I've already spoken about the clay models used for NP covers, and again, it's on full display here. They even managed to use the right colors on Mario this time. In fact, they did a great job recreating the pose of the box art for Super Mario Bros. 3. Then they throw in the bonuses of Larry Koopa, Chain Chomp, and the Sun. That Sun, guys. I'm not sure who scared me more as a kid, the Sun or Phanto. Both of them traumatized me.
It's a very simplistic cover. The color used for the background reminds me of a sun setting, and that brings back great memories of coming home on a Friday after school, immediately firing up the game and playing until the late evening.
I've written in the past about how I'm just not that big of a Legend of Zelda fan from a gameplay perspective, but I love the story and lore of the series. I mean, the only ones I've ever finished are Link to the Past and A Link Between Worlds (more on those in a future Top 5). This cover is for Link's Awakening, the series' first foray into handheld gaming, and boy is it epic. What's great about it is that it doesn't feature either character from the game's title, and instead shows the aptly named character, Owl. I'm not sure if Owl is covering his face because he's an angsty teenager trying to be mysterious or he's covering his mouth to cough, but either way, he looks great.
And that sword is bedazzled like nobody's business. There's so much bling on that sword it would make Master P blush. This is a very fitting cover for Nintendo Power's 50th issue.
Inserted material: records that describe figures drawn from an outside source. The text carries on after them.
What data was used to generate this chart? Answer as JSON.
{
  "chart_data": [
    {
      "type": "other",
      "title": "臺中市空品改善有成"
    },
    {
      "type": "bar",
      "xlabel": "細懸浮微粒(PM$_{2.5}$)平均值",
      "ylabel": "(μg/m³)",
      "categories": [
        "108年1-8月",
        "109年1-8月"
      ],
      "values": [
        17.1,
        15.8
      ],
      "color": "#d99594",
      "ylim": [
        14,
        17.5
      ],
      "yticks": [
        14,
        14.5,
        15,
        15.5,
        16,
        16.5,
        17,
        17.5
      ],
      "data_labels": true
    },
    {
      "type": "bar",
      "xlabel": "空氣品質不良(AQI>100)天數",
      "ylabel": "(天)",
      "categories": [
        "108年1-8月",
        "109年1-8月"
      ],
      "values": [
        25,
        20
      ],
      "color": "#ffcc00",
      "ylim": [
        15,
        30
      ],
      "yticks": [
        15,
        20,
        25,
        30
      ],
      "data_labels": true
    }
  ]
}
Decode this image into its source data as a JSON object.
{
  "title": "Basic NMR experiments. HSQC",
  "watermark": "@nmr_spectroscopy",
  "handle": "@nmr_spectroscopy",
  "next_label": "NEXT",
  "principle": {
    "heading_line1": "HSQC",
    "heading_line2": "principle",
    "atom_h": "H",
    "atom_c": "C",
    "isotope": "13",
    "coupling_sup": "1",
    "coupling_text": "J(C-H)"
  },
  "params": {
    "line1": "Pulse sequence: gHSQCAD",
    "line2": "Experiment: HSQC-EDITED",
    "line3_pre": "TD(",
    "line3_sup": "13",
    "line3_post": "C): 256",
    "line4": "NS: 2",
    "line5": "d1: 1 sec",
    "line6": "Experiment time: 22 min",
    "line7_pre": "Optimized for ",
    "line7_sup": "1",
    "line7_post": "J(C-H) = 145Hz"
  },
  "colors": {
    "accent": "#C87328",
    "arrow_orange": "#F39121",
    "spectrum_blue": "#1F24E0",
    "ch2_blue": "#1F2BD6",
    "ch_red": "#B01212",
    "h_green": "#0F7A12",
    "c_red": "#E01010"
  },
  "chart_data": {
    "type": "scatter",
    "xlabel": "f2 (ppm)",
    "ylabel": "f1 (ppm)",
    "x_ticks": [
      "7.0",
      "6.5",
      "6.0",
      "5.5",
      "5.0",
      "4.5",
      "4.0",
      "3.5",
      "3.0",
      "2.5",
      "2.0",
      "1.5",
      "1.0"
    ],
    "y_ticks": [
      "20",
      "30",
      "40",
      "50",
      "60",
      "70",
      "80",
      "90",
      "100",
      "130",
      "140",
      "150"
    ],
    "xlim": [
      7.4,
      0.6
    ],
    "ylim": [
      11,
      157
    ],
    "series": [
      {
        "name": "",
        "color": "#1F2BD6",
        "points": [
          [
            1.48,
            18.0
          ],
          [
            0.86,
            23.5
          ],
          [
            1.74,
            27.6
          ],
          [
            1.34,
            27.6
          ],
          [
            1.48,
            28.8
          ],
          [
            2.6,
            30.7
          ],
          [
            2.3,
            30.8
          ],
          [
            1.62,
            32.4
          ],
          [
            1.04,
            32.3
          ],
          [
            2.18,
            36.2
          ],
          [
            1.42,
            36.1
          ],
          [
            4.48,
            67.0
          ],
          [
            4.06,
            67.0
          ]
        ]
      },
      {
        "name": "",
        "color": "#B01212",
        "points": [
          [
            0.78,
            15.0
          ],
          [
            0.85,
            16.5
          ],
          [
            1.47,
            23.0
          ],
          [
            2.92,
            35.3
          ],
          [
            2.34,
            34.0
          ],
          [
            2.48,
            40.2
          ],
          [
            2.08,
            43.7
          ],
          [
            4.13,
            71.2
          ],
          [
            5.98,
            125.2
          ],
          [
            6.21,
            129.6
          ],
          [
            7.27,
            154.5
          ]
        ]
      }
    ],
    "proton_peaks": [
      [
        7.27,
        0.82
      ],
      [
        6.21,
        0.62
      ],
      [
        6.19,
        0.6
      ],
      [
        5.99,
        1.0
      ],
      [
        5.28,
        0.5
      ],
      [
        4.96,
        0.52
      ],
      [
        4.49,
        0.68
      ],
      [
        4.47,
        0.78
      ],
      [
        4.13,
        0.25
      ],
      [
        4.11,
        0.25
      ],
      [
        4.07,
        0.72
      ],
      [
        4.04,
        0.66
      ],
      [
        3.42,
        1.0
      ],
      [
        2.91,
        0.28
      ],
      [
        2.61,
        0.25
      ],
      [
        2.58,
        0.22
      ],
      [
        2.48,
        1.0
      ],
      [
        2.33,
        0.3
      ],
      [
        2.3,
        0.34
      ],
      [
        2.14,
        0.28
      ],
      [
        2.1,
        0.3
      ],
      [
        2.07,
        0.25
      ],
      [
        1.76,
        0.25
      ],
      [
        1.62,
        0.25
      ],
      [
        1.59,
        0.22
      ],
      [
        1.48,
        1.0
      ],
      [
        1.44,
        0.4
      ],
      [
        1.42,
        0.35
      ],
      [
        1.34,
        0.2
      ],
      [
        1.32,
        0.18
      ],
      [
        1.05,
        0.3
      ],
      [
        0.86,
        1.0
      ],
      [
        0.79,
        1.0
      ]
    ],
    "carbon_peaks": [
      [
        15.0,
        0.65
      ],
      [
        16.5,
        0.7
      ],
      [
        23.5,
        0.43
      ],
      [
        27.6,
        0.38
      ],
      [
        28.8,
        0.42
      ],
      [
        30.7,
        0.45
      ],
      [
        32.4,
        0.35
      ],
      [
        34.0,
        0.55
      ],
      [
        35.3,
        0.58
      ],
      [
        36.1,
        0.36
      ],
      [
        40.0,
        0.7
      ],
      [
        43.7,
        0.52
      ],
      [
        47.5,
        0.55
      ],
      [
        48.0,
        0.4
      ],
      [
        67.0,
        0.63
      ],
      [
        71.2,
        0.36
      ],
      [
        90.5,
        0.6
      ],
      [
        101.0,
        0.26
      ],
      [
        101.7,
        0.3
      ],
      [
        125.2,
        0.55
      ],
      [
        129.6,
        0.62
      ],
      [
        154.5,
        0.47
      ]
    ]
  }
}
Easily the most infamous Nintendo Power cover, so much so that it caused parents to write letters to the magazine exclaiming that the cover gave their child nightmares. And...yeah, I can see that. It's a very macabre and gruesome scene, and definitely not in line with the family friendly image Nintendo has always had. But now that we're 25 years removed from the release of this issue, we can look back on and see how awesome it really is.
By the standards of today, it's pretty tame. But when you consider the type of restrictions that Nintendo had on in-game content at the time, it's kind of amazing that this made it past the editors. Granted, Nintendo Power didn't have to go through an approval process by the company it represented before putting an issue to press, but you'd think they would want to be as in-line with the company as they could. You can't have blood in Mortal Kombat, but you can have a dude holding Dracula's decapitated head.
Thanks for reading everyone. I'm very much looking forward to October, as all of my lists will be Halloween themed, should be a good time.